When you empower your employees, you create a culture where they are inspired to embrace the company’s purpose and make it their own. To achieve this, you must entrust them with the autonomy and resources they need to make decisions and choose their own approach to achieving goals. This article looks at why companies with empowered employees perform better, and five tips to get your employees on the path to empowerment.
An empowered workforce can be extremely successful. Implemented correctly, employee empowerment can lift a company’s culture, increase its profitability and improve the customer’s overall experience.
A study conducted by Gallup found that customer loyalty is 50 per cent higher among companies that empower their employees. Meanwhile, a pivotal study by Pepperdine University in the US tracked down 40 of the most empowered companies in the country and found that empowerment correlated with financial success.
A third study, conducted by the Center for Effective Philanthropy, surveyed 1168 staff members from 31 American foundations. It found that for those employees, “Feeling empowered is more important for satisfaction than other dimensions, such as perceptions of appropriateness of pay or workload.” Employees who feel empowered are more self-confident, more self-reliant and more satisfied in their role, leading to greater productivity.
So how does a manager create and foster an environment in which employees feel their input is both desired and cultivated? Here are some strategies to consider.
1. Embed bottom-up communication and try MBWA
Many businesses only use top-down communication. This leaves employees feeling as though they have little opportunity to make small changes, let alone impact the business as a whole. While top-down is an essential part of a communication strategy, for your employees to embrace your company’s sense of purpose and feel empowered, they need to be included and heard. Embed bottom-up communication with formal and informal feedback, including regular one-on-ones or management by walking around (MBWA).
As a communication strategy, MBWA offers an alternative to face-to-face conversations, which can be difficult to maintain in increasingly digitalised workplaces. The theory is that by walking among employees in an unstructured and unplanned manner, managers are better able to understand the issues, ideas and concerns of their team members.
MBWA is a management style employed by some of the globe’s most successful and recognisable companies. The style was pioneered by Bill Hewlett and Dave Packard, founders of computer company, Hewlett Packard. Steve Jobs, founder of Apple, was perhaps the most well-known adopter of the practice. And management meetings at Disney are held while walking, and managers work shifts alongside their resort staff.
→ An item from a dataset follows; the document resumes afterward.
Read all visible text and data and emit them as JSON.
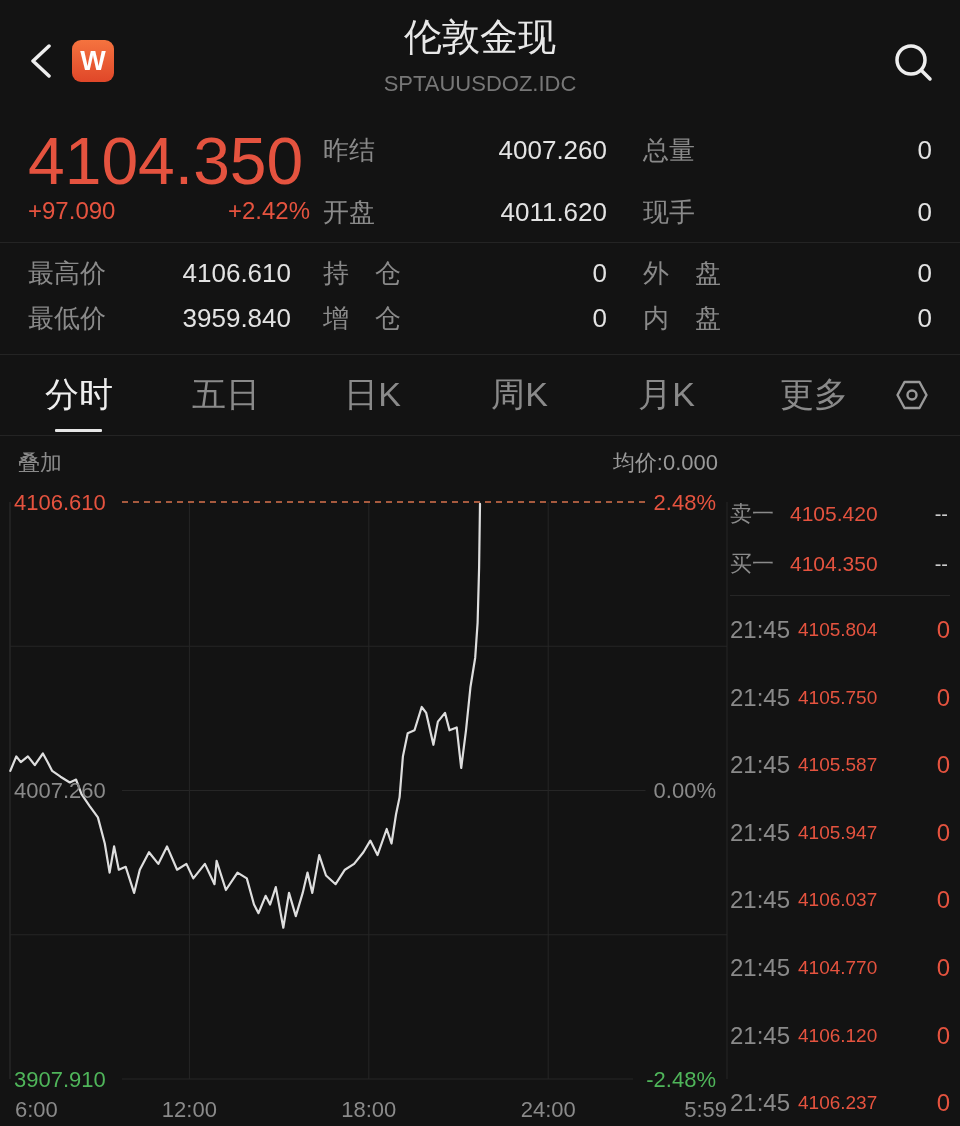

2. Assess and simplify your systems
When organisations are in periods of transformation, it’s likely their systems won’t keep pace with the changes. For example, a startup expands quickly and the simple ad-hoc operating procedures that could once be communicated easily are no longer fit for purpose.
You can keep tabs on the relevance and effectiveness of day-to-day work processes with frequent informal communication, while also actively seeking simpler systems to make your employees’ work easier in an increasingly complex business environment. According to Deloitte University, 44 per cent of organisations are working to create a work-simplification program.
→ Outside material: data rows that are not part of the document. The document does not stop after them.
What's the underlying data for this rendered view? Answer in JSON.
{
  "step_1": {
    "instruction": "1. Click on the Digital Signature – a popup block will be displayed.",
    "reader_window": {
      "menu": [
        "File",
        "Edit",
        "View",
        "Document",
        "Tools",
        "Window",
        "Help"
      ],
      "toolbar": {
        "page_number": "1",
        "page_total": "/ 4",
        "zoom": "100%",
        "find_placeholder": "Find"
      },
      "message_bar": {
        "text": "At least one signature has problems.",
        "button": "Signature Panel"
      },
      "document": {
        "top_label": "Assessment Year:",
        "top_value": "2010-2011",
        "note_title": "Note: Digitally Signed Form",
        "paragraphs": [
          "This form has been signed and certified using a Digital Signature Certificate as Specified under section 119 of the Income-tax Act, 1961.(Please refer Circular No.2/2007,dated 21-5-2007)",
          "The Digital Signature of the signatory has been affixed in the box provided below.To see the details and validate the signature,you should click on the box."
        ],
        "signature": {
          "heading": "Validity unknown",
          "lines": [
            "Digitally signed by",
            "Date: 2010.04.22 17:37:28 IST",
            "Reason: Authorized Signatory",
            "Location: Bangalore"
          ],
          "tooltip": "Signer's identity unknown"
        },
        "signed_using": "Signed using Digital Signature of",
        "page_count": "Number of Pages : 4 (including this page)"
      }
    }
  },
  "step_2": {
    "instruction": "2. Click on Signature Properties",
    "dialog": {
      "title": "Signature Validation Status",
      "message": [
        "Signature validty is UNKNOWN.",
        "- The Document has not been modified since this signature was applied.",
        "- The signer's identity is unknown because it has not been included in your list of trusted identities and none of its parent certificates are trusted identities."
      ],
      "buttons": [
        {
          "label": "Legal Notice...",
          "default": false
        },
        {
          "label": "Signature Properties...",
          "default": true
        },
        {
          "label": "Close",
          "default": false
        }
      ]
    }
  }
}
WA Fresh for example, a West Australian supplier of fresh state-grown produce, was struggling to meet consumer demand for high quality, locally sourced produce because repetitive low value-add tasks (mostly operational and administrative) were swallowing team members’ time.
After carefully analysing which processes could be automated, they approached business strategists, Randem, to create a flexible automation productivity tool, designed to cater to the business’s future growth. This left team members free to focus on more meaningful, engaging tasks that contribute to the business’s core mission.
3. Offer choice
Ever tried asking employees to put their hand up for certain projects instead of assigning them? Or to create their own teams, allowing them to choose the most suitable skill sets among their colleagues for specific challenges?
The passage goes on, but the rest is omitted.